19/JUN 2026
Jornalista responsável: Marcos Santos

Gestantes indígenas participam do projeto ‘Bom Parto’ na USF Parque das Tribos

Publicado em 21 de maio, 2025

Foto: Divulgação/Semsa

A Secretaria Municipal de Saúde (Semsa), por meio da equipe da Unidade de Saúde da Família (USF) Parque das Tribos, no bairro Tarumã-Açu, zona Oeste de Manaus, desenvolveu na manhã desta quarta-feira, 21/5, mais uma etapa do projeto “Bom Parto”.

Iniciado em 2023, o projeto foi idealizado para o acompanhamento das gestantes indígenas não aldeadas com ações estratégicas tendo o objetivo de atingir um aumento na adesão ao pré-natal e atender as demandas que abrangem questões de atendimento em saúde, fisioterapia e serviço social.

A enfermeira Mayara Silva Veloso, uma das coordenadoras da atividade, explicou que atualmente o projeto atinge um público mais amplo, incluindo indígenas, população ribeirinha e migrantes.

“O projeto já atendeu mais de 300 mulheres e hoje temos um grupo de 80 gestantes em acompanhamento, com encontros mensais para desenvolver atividades educativas com orientações sobre temas como direito reprodutivo e direitos sociais. Também, com o apoio de instituições parceiras, temos encontros com atividades de meditação e de relaxamento”, explicou Mayara Veloso.

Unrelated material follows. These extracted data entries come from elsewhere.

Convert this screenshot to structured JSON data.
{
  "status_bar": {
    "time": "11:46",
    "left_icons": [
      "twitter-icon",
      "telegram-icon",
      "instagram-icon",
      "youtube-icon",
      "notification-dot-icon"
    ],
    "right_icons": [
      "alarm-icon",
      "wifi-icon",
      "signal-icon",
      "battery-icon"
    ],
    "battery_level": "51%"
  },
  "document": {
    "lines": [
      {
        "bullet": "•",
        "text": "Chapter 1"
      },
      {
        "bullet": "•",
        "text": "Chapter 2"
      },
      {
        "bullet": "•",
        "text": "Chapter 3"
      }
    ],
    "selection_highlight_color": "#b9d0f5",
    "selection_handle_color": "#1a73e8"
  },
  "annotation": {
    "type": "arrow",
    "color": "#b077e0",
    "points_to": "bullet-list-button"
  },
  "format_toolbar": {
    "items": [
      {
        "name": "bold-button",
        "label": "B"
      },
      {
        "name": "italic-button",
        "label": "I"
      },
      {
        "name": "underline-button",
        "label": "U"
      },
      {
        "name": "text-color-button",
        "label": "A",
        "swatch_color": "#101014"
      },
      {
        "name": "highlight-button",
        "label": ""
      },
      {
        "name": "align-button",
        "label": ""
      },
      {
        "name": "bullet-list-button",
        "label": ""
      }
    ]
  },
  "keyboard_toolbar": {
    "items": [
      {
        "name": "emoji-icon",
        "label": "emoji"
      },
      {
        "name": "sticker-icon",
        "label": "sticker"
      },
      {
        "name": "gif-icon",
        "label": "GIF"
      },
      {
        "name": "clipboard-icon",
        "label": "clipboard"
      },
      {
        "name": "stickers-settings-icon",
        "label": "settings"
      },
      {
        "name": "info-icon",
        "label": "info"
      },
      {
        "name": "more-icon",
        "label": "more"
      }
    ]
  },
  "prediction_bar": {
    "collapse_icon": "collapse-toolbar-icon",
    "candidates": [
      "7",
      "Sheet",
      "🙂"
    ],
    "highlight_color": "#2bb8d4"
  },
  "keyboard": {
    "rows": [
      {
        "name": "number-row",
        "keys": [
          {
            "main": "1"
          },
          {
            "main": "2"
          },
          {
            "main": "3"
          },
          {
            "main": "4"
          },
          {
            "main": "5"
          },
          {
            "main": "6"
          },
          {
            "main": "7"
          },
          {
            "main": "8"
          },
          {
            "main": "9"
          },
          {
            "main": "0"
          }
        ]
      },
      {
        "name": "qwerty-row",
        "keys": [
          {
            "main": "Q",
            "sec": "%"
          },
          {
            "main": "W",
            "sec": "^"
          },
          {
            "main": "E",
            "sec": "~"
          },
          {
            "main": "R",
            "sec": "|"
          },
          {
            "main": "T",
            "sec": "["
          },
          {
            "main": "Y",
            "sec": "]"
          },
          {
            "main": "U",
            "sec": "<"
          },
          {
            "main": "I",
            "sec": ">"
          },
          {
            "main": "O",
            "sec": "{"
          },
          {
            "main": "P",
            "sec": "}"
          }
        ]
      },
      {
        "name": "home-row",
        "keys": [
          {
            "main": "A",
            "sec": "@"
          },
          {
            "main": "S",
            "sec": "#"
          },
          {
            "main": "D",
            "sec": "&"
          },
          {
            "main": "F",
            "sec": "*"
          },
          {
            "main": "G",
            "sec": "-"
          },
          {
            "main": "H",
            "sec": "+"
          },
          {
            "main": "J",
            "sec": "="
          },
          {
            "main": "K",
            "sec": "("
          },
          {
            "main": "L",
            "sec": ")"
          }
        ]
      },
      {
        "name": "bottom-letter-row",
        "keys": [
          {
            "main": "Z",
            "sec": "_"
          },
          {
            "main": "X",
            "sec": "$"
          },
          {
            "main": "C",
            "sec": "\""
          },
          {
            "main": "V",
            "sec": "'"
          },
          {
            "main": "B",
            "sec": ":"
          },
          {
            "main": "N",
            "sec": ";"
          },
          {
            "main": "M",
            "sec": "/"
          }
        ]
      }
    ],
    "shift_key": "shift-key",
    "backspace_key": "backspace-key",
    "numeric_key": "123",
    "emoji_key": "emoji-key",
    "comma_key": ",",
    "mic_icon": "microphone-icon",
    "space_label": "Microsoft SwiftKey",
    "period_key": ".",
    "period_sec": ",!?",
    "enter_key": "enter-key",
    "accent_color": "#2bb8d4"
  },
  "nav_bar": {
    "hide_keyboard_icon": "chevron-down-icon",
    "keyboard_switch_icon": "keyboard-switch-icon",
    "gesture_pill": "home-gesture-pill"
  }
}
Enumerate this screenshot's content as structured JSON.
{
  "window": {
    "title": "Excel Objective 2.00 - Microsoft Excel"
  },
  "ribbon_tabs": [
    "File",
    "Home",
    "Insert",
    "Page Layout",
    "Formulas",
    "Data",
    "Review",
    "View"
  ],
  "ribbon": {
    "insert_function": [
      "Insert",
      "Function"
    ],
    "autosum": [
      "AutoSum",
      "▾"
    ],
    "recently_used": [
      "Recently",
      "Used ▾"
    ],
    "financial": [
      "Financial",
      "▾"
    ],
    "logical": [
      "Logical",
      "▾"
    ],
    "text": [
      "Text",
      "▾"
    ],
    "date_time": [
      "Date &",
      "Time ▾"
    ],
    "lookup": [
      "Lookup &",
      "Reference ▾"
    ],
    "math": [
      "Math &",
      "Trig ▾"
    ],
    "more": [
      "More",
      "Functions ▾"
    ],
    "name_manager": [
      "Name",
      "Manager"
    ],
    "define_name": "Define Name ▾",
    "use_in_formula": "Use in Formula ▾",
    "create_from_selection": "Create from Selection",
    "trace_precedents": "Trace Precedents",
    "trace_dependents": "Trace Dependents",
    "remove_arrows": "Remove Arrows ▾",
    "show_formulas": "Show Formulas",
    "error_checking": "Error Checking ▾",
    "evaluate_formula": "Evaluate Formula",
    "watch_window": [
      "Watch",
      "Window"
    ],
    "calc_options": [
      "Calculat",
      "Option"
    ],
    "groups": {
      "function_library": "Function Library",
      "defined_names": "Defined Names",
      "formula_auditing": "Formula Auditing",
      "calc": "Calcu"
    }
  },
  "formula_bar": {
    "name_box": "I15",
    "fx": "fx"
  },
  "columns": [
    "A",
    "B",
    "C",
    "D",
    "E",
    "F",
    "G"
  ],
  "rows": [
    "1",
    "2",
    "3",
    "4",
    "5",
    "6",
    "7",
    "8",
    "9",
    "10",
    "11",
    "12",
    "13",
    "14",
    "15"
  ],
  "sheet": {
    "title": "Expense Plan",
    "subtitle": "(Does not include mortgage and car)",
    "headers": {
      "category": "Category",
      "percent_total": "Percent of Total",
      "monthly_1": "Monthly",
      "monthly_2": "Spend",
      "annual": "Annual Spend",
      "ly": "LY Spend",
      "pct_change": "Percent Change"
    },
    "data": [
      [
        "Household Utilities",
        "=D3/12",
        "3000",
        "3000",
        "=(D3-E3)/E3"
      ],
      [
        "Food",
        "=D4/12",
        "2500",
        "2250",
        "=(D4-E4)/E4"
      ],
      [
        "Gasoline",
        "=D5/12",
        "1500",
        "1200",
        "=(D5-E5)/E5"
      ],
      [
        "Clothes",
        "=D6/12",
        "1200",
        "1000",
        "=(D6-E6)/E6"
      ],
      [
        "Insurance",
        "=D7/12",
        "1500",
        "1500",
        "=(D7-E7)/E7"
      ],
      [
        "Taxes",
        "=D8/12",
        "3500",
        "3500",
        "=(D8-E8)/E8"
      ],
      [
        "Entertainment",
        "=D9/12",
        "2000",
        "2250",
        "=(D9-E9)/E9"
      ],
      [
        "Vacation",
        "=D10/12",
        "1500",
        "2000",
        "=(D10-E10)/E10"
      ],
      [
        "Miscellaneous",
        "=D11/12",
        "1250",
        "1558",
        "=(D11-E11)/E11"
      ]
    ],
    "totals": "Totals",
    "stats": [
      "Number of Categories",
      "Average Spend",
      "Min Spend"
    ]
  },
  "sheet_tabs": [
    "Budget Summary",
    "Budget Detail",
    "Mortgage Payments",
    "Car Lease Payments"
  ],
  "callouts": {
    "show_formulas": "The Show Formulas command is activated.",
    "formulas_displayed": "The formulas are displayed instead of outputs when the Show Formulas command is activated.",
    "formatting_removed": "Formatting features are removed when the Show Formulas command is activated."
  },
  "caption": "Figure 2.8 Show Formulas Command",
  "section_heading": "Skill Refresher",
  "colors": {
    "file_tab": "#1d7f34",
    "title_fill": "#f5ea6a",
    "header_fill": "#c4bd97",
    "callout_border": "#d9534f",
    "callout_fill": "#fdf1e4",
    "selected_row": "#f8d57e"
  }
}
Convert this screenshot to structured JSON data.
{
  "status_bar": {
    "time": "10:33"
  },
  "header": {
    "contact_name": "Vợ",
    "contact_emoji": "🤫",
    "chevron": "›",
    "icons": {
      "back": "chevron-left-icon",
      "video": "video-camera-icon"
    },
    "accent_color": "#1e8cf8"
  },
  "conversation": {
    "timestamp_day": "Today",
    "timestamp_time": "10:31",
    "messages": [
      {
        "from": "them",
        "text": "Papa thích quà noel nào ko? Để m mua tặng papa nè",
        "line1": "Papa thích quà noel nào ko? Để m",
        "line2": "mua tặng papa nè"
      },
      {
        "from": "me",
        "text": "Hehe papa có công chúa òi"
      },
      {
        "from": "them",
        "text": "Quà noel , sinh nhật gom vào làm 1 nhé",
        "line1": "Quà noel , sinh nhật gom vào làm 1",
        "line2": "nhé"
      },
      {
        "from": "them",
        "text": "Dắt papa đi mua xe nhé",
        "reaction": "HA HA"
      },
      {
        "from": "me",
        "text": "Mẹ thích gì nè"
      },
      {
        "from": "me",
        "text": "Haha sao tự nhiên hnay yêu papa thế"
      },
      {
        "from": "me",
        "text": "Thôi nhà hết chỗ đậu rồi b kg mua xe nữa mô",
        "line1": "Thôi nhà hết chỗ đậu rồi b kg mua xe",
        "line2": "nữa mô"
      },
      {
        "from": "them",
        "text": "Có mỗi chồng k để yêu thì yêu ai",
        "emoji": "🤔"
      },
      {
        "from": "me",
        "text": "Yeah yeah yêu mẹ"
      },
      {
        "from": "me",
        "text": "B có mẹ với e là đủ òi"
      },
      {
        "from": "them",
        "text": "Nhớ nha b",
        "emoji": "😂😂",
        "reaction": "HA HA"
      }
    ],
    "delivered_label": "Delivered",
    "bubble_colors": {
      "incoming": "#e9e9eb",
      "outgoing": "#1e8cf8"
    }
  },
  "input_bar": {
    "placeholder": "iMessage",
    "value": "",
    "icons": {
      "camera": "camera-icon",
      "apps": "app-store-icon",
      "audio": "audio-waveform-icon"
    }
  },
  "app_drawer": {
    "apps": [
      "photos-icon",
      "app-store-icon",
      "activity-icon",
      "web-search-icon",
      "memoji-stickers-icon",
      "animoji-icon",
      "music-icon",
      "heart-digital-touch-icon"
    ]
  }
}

A enfermeira destacou ainda que a ideia é aproveitar os encontros para abordar questões que o profissional de saúde não consegue abranger de forma completa dentro do consultório durante o horário da consulta, atendendo as demandas apresentadas pelas gestantes.

“No início do projeto, os encontros aconteciam na Maloca dos Povos Indígenas, com a equipe de saúde itinerante. Hoje, utilizamos a estrutura da Unidade de Saúde, envolvendo equipe multiprofissional com apoio de assistente social, enfermeiro, médico, técnico de enfermagem e agentes comunitários de saúde”, informou Mayara.

Impactos

Os resultados do projeto incluem impactos positivos nos indicadores de vacinação das gestantes, no número de consultas pré-natal recomendadas, nas consultas odontológicas realizadas, realização do teste rápido para HIV, sífilis e Hepatites B e C durante a gestação e no número de consultas puerperais.

“Na área de abrangência da Unidade de Saúde, atendemos uma população de indígenas, migrantes e ribeirinhas, com demandas diferenciadas e que exigem um olhar e cuidado específicos. O que parece uma informação simples para a gente, faz toda a diferença para elas na busca por um bom parto e pós-parto”, comentou Nayara.

Planejamento familiar

A assistente social Liliane de Oliveira Trindade, que também atua no projeto, ressaltou que o projeto reforça orientações sobre planejamento familiar e informações sobre direitos e benefícios sociais como o Bolsa Família e o ingresso no programa Leite do Meu Filho, da Prefeitura de Manaus.

“Algumas mulheres, até por desconhecer os seus direitos, ainda não estão incluídas no Bolsa Família e o projeto Bom Parto reforça essas informações e orientar sobre a inclusão no programa do Governo Federal. É uma renda que ajuda muito na alimentação da gestante e da família, e na compra do enxoval para a criança”, afirmou Liliane.

Saúde mental

De acordo com a assistente social, o projeto Bom Parto também é uma estratégia que pode ajudar as gestantes que chegam apresentando questões de saúde mental, como depressão ou ansiedade. “Conforme a atividade vai sendo desenvolvida nos encontros, há o diálogo e o profissional de saúde pode orientar da melhor forma possível, sempre tendo o respeito às especificidades, à cultura e ao direito de escolha das gestantes sobre como será o parto”, garantiu Liliane.

A vendedora Dayane Cardoso dos Santos, moradora do bairro Tarumã, com sete meses de gestação, faz o pré-natal na USF Parque das Tribos e participa das ações do projeto “Bom Parto”. Segundo ela, os encontros com a equipe multiprofissional têm ajudado muito com informações e orientações.

“Todos os profissionais aqui na Unidade de Saúde são ótimos e a gente se sente amparada por eles nos agendamentos das consultas e outros atendimentos. Achei muito úteis as informações que recebi sobre amamentação e saúde indígena, e também sobre a importância dessa conexão e de passar o amor que a gente tem para os filhos”, destacou Dayane Santos.